What percent of aging is caused by the sun?
The investigative study involved 298 Caucasian women in Montpelier, France (where the skin is naturally exposed to high levels of radiation from the sun). The women were divided into two groups according to their habits regarding sun exposure:
- 157 women that actively looked for sun exposure (sun-seeking women)
- 141 women that avoided sun exposure (sun-phobic)
The investigation used women with different skin types: dry, oily or combination, and the study was also well-balanced across different phototypes.
The results? Eighty percent of visible aging on the face is from the sun.
Through the study, researchers found that the sun is greatly responsible for visible aging in a woman’s face (including wrinkles and pigmentary disorders). While that might seem like a huge percentage, it means that 80% of skin aging can also be protected against and repaired over the years. Let’s take a look at how.

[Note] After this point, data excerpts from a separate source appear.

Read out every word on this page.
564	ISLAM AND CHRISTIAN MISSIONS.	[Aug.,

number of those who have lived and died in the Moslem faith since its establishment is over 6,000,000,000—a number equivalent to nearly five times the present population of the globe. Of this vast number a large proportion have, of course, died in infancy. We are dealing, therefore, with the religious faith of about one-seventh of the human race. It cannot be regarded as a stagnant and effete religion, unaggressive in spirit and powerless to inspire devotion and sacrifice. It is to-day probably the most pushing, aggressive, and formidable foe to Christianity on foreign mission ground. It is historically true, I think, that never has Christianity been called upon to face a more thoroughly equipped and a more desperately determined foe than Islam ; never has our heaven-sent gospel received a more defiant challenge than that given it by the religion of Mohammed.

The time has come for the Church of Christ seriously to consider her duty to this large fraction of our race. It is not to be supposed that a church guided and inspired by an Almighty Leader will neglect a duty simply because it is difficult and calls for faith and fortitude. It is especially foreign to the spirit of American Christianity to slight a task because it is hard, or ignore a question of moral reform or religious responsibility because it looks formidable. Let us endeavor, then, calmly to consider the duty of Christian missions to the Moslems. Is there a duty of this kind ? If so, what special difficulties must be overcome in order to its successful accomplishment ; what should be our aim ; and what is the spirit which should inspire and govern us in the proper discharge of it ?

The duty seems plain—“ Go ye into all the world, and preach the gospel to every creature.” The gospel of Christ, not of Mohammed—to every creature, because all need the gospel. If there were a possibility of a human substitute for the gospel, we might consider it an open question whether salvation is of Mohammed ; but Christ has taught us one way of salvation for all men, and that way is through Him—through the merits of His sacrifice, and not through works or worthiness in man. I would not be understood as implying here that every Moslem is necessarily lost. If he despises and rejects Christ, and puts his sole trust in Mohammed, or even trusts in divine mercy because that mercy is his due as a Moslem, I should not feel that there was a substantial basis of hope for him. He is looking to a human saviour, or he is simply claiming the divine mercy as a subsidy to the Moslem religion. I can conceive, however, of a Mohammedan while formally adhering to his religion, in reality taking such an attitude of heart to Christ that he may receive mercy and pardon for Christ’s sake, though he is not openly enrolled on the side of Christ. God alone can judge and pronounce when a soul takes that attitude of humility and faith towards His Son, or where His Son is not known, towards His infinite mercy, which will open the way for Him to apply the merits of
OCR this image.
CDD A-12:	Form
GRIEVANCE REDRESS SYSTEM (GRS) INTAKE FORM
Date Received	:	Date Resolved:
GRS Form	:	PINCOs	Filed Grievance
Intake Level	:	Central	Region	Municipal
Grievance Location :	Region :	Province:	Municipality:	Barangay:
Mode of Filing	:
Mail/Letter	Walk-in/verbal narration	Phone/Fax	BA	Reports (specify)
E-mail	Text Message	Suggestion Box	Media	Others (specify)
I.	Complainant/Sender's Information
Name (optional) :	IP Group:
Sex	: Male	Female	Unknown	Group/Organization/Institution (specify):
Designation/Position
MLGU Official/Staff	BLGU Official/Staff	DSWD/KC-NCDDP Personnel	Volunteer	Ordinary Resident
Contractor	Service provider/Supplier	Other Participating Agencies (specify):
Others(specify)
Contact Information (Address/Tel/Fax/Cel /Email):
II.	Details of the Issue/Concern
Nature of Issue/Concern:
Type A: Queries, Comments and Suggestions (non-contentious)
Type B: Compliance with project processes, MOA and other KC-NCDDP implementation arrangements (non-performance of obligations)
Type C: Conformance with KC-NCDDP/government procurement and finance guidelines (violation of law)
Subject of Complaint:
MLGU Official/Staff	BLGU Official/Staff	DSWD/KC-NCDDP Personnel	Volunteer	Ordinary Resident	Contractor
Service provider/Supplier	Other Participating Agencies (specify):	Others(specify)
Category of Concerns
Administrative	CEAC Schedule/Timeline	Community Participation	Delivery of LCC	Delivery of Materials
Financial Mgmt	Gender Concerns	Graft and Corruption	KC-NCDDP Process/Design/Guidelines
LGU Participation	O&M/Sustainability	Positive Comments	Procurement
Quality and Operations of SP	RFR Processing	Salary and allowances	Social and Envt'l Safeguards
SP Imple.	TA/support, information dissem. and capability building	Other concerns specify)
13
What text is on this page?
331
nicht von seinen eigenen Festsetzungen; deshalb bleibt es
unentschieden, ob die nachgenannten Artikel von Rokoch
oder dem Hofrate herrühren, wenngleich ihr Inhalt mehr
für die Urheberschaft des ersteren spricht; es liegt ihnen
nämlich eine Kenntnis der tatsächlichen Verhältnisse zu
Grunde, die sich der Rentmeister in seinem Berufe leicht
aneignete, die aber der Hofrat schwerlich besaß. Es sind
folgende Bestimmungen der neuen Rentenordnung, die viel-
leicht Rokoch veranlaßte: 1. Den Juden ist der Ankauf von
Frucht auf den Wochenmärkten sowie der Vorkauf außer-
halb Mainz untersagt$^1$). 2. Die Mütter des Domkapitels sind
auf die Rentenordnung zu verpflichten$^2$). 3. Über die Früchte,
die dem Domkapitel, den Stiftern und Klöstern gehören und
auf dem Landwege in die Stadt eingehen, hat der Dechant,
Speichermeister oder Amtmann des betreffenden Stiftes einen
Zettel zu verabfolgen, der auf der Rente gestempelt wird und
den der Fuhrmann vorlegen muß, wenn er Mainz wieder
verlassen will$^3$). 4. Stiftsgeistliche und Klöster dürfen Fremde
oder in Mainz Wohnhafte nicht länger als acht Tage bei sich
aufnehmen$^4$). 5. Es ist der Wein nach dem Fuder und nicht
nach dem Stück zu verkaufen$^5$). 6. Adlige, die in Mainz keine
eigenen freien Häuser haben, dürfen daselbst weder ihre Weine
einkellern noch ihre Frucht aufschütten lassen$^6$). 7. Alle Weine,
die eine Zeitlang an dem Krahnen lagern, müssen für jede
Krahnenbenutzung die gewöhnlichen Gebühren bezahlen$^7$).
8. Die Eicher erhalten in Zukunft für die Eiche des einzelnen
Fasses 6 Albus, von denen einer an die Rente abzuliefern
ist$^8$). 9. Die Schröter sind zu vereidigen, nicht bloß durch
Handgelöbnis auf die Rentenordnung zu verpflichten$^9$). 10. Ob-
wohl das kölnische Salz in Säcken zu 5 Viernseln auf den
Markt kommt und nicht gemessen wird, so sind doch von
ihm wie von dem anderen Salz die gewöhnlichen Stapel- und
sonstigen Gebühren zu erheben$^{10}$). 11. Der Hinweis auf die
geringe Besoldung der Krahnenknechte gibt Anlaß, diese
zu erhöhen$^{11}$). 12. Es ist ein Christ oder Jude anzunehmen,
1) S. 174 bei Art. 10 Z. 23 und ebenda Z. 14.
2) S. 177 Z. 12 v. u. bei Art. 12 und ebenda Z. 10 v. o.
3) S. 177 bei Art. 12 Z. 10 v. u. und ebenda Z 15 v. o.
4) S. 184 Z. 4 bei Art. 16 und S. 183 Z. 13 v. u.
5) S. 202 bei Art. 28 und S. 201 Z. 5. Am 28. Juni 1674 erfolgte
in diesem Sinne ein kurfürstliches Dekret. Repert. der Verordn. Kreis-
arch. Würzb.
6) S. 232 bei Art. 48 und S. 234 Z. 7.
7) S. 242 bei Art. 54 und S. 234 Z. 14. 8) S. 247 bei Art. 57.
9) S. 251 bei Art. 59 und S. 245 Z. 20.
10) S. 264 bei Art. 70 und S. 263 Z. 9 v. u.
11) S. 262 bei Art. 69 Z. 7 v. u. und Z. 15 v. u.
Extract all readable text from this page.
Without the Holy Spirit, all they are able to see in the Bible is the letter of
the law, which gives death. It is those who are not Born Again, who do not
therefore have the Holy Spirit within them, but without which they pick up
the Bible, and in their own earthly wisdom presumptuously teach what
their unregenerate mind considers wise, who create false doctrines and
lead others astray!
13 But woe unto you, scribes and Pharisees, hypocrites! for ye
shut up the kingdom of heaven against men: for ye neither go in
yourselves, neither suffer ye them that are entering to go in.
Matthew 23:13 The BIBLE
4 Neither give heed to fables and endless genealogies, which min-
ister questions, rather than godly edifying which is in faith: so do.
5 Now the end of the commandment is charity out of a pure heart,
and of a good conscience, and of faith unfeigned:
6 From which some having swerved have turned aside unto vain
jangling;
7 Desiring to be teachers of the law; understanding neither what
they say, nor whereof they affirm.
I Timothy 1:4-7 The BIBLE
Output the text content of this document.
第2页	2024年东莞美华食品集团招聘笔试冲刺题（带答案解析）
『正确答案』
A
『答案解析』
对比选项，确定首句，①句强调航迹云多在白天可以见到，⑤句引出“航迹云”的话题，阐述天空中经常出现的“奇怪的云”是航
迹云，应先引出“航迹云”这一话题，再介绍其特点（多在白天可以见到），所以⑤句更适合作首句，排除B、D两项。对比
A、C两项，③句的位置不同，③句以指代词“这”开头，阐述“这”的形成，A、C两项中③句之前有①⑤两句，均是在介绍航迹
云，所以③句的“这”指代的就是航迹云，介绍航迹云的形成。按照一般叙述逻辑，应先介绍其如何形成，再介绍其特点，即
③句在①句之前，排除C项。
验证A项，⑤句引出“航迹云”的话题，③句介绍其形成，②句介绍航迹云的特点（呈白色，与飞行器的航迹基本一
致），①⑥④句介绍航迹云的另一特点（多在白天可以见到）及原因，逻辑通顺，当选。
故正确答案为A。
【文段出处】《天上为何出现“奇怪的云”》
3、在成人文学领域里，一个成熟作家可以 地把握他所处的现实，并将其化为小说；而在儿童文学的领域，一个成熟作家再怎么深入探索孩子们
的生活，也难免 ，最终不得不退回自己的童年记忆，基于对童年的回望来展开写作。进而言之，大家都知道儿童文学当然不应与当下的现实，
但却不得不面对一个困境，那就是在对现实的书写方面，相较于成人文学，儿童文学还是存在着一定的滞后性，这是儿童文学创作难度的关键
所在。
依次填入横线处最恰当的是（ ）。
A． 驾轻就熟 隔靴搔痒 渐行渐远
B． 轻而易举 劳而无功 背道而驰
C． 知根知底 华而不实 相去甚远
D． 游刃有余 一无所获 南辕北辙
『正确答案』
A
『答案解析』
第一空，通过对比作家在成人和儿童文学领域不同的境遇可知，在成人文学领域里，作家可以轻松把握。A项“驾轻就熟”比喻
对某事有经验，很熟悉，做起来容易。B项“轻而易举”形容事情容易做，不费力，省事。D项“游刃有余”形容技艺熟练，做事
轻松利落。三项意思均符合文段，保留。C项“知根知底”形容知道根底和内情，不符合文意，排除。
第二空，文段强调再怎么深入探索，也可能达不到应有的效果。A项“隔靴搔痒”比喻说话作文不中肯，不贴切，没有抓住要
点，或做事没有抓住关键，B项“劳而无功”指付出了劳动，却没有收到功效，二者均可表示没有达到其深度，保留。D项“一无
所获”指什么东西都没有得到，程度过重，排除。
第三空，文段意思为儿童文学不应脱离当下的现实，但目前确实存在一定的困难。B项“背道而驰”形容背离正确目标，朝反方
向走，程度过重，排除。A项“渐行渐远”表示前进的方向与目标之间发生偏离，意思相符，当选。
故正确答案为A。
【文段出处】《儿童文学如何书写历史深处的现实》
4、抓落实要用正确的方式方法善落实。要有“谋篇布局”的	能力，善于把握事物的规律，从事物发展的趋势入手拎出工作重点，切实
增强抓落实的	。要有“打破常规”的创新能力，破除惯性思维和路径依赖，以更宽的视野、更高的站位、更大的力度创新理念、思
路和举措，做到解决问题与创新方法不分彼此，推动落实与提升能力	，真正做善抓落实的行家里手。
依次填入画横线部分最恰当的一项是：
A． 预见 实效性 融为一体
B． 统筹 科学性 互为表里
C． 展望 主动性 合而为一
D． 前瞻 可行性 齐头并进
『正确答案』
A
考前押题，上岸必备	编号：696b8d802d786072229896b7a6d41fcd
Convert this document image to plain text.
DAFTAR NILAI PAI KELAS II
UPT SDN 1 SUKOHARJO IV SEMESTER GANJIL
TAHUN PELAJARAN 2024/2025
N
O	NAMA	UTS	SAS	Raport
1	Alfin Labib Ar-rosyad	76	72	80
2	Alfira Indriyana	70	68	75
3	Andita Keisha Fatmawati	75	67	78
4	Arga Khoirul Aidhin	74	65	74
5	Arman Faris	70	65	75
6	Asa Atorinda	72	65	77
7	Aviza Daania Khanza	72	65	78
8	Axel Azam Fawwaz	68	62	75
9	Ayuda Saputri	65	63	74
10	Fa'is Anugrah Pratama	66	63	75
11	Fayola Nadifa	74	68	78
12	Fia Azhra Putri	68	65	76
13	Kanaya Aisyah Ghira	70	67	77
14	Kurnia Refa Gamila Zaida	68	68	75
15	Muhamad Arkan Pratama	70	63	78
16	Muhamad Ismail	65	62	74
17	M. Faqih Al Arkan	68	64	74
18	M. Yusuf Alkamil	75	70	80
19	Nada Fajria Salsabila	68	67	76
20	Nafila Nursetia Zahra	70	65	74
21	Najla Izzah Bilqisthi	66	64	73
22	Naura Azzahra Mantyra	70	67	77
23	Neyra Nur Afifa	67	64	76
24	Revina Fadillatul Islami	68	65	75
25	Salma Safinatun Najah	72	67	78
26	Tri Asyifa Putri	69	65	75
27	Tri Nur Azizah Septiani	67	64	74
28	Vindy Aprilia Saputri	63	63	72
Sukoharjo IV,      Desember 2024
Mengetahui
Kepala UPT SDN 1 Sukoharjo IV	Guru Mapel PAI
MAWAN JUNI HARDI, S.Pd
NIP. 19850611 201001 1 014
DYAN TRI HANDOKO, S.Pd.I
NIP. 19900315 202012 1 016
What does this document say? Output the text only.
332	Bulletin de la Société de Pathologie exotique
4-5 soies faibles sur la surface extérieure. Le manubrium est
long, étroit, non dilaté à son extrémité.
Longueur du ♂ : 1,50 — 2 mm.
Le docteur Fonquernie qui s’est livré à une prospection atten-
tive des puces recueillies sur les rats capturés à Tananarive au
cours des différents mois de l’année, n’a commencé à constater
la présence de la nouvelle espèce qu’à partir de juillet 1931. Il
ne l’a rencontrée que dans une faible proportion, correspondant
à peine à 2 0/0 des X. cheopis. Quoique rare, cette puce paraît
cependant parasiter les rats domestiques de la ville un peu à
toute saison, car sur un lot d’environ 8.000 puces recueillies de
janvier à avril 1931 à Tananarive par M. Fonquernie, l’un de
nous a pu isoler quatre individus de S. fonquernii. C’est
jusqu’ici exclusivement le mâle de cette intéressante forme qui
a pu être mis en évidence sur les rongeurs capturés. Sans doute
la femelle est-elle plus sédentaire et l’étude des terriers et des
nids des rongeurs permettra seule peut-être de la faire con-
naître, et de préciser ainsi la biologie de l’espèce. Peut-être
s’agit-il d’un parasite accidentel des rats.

How do you help prevent further sun damage?
It’s possible to help prevent additional sun damage. Hence why we always say the following: it’s never too late to start your photoaging beauty routine! To help with that, we’ve broken this down by category to best tackle skin woes caused by sun damage.
Repairing wrinkles caused by sun damage
Wrinkles in general, especially around the lips, are signs that can make a person look older than their age earlier. Both wrinkles and skin texture are influenced by the natural aging process and photoaging (aging caused by the sun), depending on your attitude to the sun and how much you are exposed.
In Flament et al.,’s study, evidence showed that the ‘sun-seekers’ had more wrinkles than the ‘sun-phobic’ women, especially after the age of 50.
Repairing hyperpigmentation caused by sun damage
Pigmentation disorders may appear as a loss of color (for instance around the eye area) or through hyperpigmentation that results in dark spots on our skin. According to the study, pigmentation mostly occurs through photoaging rather than the natural aging process, meaning that the ‘sun-seekers’ had more pigmentation disorders regardless of their age.
Photoaging has an impact on our appearance and the effect of UV exposure increases with age, meaning that the older we are, the more the sun affects our skin.
Flament et al.’s conclusion was clear: sun exposure results in premature aging of our face.
“Indeed UV exposure seems to be responsible for 80% of visible aging signs.”Flament et al.
Effect of the sun on visible clinical signs of aging in Caucasian skin.
The sun makes you look older, especially when you are younger
The researchers conducting the Flament et al. study wanted to understand how photoaging affects our age in the eyes of others. We often perceive that there is a difference between how old someone looks and what their real age is. There are clues that help us to estimate someone’s age, but facial features are where most look to first.
30 volunteers were asked how old they thought the women in the study were, and the results were then compiled. Almost unanimously, the women who had experienced some degree of photoaging were perceived as older than their actual age. The women, on the other hand, who protected themselves from the sun – the ‘sun-phobics’ – in general were perceived as younger.
The effects of sun damage on our skin are serious, but it is never too late to start taking care of your skin! Start taking the right steps now to protect from UV rays, repair existing damage and correct the visible signs of aging.